SPhos | CAS 657408-07-6 | ≥98%

SPhos (2-dicyclohexylphosphino-2′,6′-dimethoxybiphenyl) is an air-stable, electron-rich biaryl monophosphine of the Buchwald class, built on a biphenyl backbone bearing a dicyclohexylphosphino group and two ortho-methoxy substituents. Its palladium chemistry runs through a monoligated species: the bulky, strongly σ-donating phosphine supports a coordinatively unsaturated L·Pd(0) centre, and oxidative addition of the aryl halide proceeds through this single-ligand complex rather than a bis-phosphine one. Electron-rich palladium accelerates oxidative addition of sluggish substrates, while the ligand’s steric demand favours reductive elimination, giving SPhos broad reach in difficult Suzuki–Miyaura coupling.

Suzuki–Miyaura coupling

Introduced by the Buchwald group as a rationally designed broad-scope ligand, SPhos has Suzuki–Miyaura coupling as its defining application. With a palladium source it couples aryl- and heteroaryl halides with aryl-, heteroaryl- and vinylboronic acids, and its reach extends to substrates that defeat classical triarylphosphine catalysts. Its activity brings unactivated aryl chlorides — unreactive toward classical Pd(0)/PPh₃ systems — into routine, often room-temperature, use, while its steric profile enables highly hindered biaryl formation at low palladium loadings.

The role of the dimethoxy backbone

What distinguishes SPhos from a simple bulky trialkylphosphine is its lower, methoxy-bearing ring. Structural and computational studies of its palladium complexes show that this ring folds over the metal, establishing a stabilising π-interaction between the palladium centre and the ipso-carbon of the arene, supported by the proximity of the two ortho-methoxy groups. This interaction supports the reactive monoligated centre and helps maintain the single-ligand geometry through which oxidative addition proceeds. Comparative studies that vary ligand bulk and phosphorus substituents independently show that both the electron-donating dicyclohexylphosphino group and the stabilising backbone interaction contribute to catalyst activity.

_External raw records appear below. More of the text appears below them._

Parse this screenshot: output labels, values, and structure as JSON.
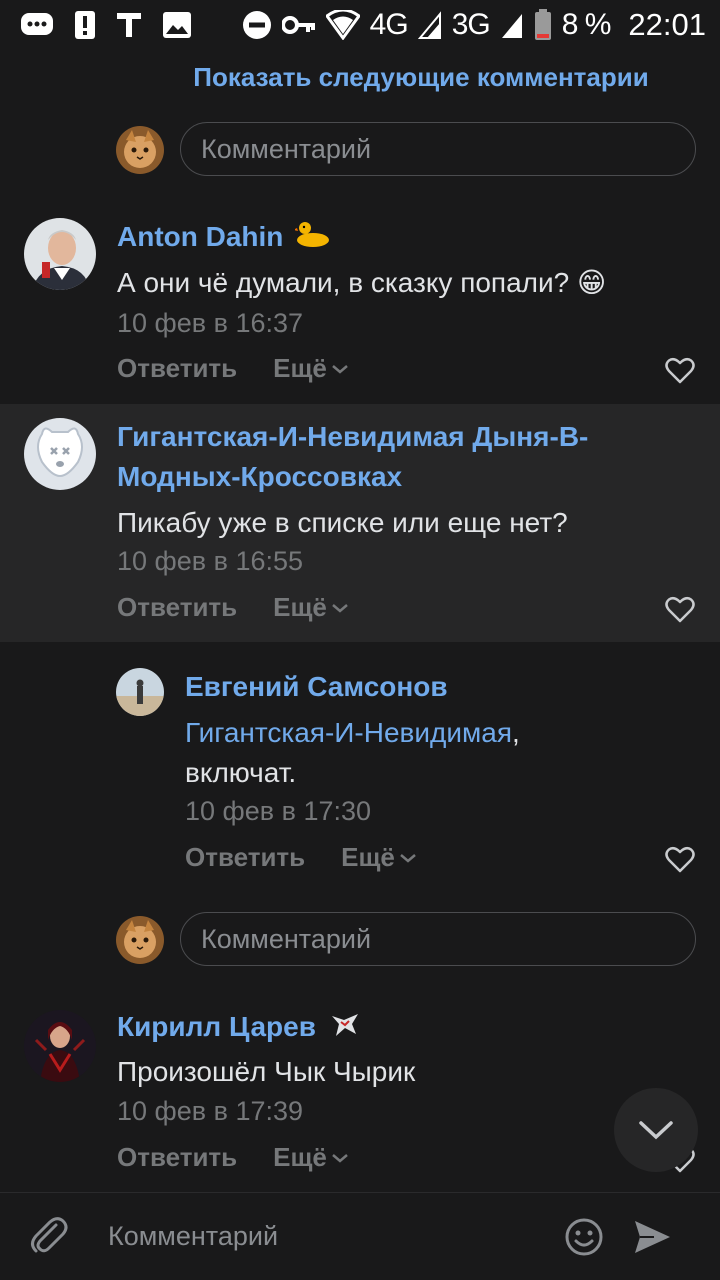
{
  "status_bar": {
    "network_4g": "4G",
    "network_3g": "3G",
    "battery": "8 %",
    "time": "22:01",
    "icons": [
      "chat-icon",
      "alert-icon",
      "text-icon",
      "image-icon",
      "dnd-icon",
      "key-icon",
      "wifi-icon",
      "signal-icon",
      "battery-icon"
    ]
  },
  "thread": {
    "show_more_label": "Показать следующие комментарии",
    "reply_input_placeholder": "Комментарий"
  },
  "comments": [
    {
      "author": "Anton Dahin",
      "badge": "duck-emoji-icon",
      "text": "А они чё думали, в сказку попали? 😁",
      "date": "10 фев в 16:37",
      "reply_label": "Ответить",
      "more_label": "Ещё"
    },
    {
      "author": "Гигантская-И-Невидимая Дыня-В-Модных-Кроссовках",
      "text": "Пикабу уже в списке или еще нет?",
      "date": "10 фев в 16:55",
      "reply_label": "Ответить",
      "more_label": "Ещё"
    },
    {
      "author": "Евгений Самсонов",
      "reply_to": "Гигантская-И-Невидимая",
      "text_suffix": ",",
      "text": "включат.",
      "date": "10 фев в 17:30",
      "reply_label": "Ответить",
      "more_label": "Ещё"
    },
    {
      "author": "Кирилл Царев",
      "badge": "virtus-pro-icon",
      "text": "Произошёл Чык Чырик",
      "date": "10 фев в 17:39",
      "reply_label": "Ответить",
      "more_label": "Ещё"
    }
  ],
  "composer": {
    "placeholder": "Комментарий"
  },
  "colors": {
    "background": "#19191a",
    "highlight": "#262627",
    "accent": "#71aaeb",
    "secondary_text": "#76787a"
  }
}
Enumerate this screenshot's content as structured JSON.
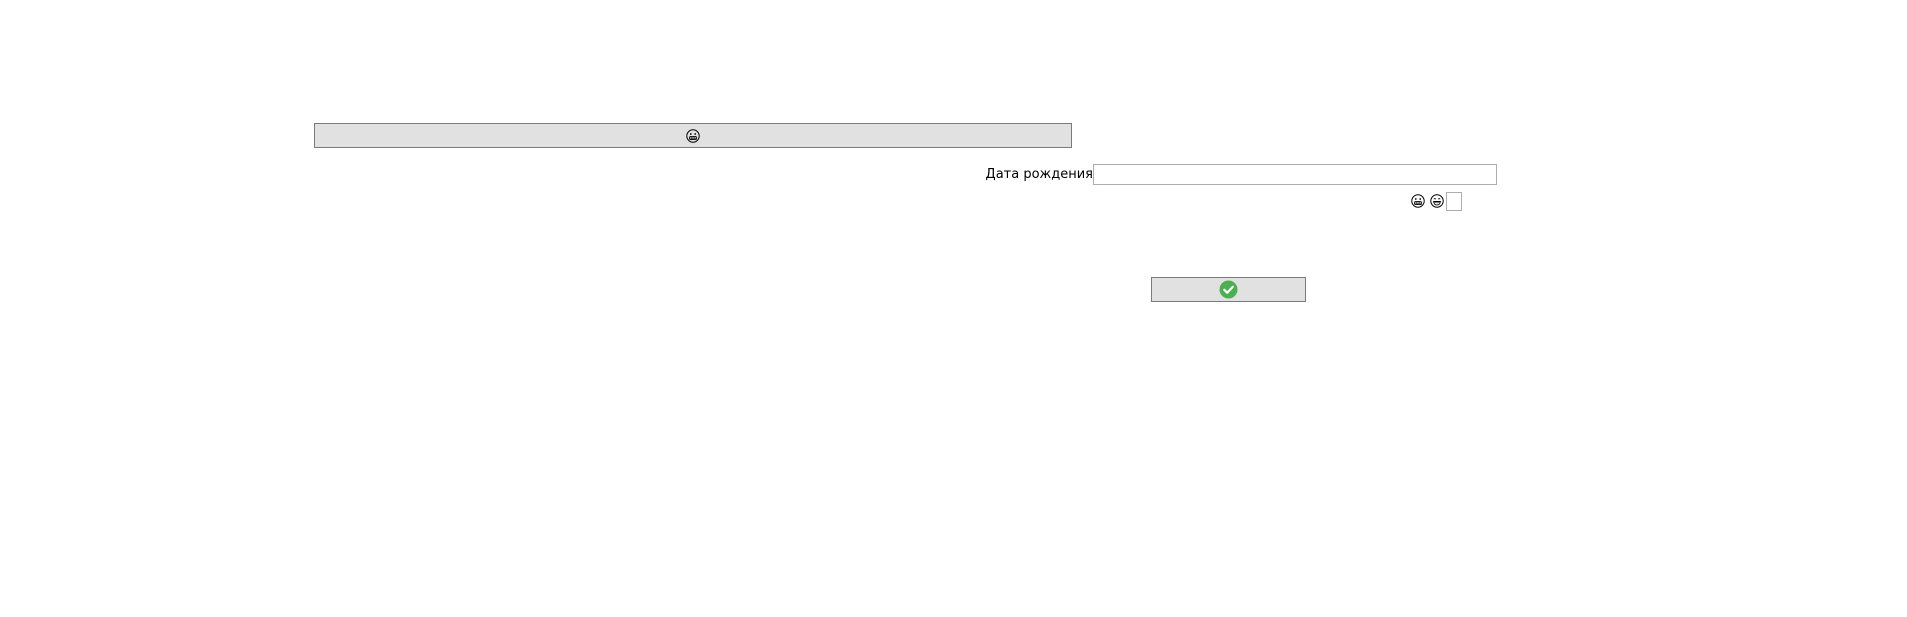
{
  "top_button": {
    "icon": "grimacing-face-icon"
  },
  "dob": {
    "label": "Дата рождения",
    "value": "",
    "placeholder": ""
  },
  "emoji_row": {
    "icons": [
      "grimacing-face-icon",
      "grinning-face-icon"
    ],
    "checkbox_checked": false
  },
  "confirm_button": {
    "icon": "check-circle-icon",
    "icon_color": "#4caf50"
  },
  "colors": {
    "button_bg": "#e1e1e1",
    "button_border": "#7a7a7a",
    "input_border": "#abadb3"
  }
}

Scope and precatalyst deployment

SPhos can be used as the free ligand with a palladium source, but generic precursors such as palladium(II) acetate can give off-cycle, less-reactive cyclometalated palladium species. To avoid this and ensure controlled catalyst generation, SPhos is frequently deployed as a preformed aminobiphenyl palladacycle precatalyst (G2–G4 series), fixing a 1:1 ligand-to-palladium ratio and releasing the active palladium(0) species cleanly on treatment with base. Beyond Suzuki–Miyaura coupling, SPhos has secondary use in palladium-catalysed C–N coupling. Its substrate breadth, tolerance of hindered and heteroaromatic partners, low catalyst loadings and bench stability establish it as a widely used reference ligand for biaryl bond construction.

Further applications

• Synthesis of hindered biaryls: Enables extremely hindered biaryl construction, including tetra-ortho-substituted products, where steric congestion makes reductive elimination demanding.
• Coupling of heteroaryl boron partners: Couples heteroaryl boronic acids and esters, including heterocyclic motifs prone to protodeboronation under basic coupling conditions, to give heterobiaryls in good to excellent yields.
• Boron partner scope: Operates with aryl-, heteroaryl- and vinylboronic acids, potassium aryl trifluoroborates, and alkylboron derivatives, extending the usable boron-partner range beyond simple arylboronic acids.
• Miyaura borylation: Acts as a supporting ligand in palladium-catalysed borylation of aryl chlorides and bromides with bis(pinacolato)diboron, converting aryl halides into pinacol boronates for subsequent Suzuki–Miyaura reactions.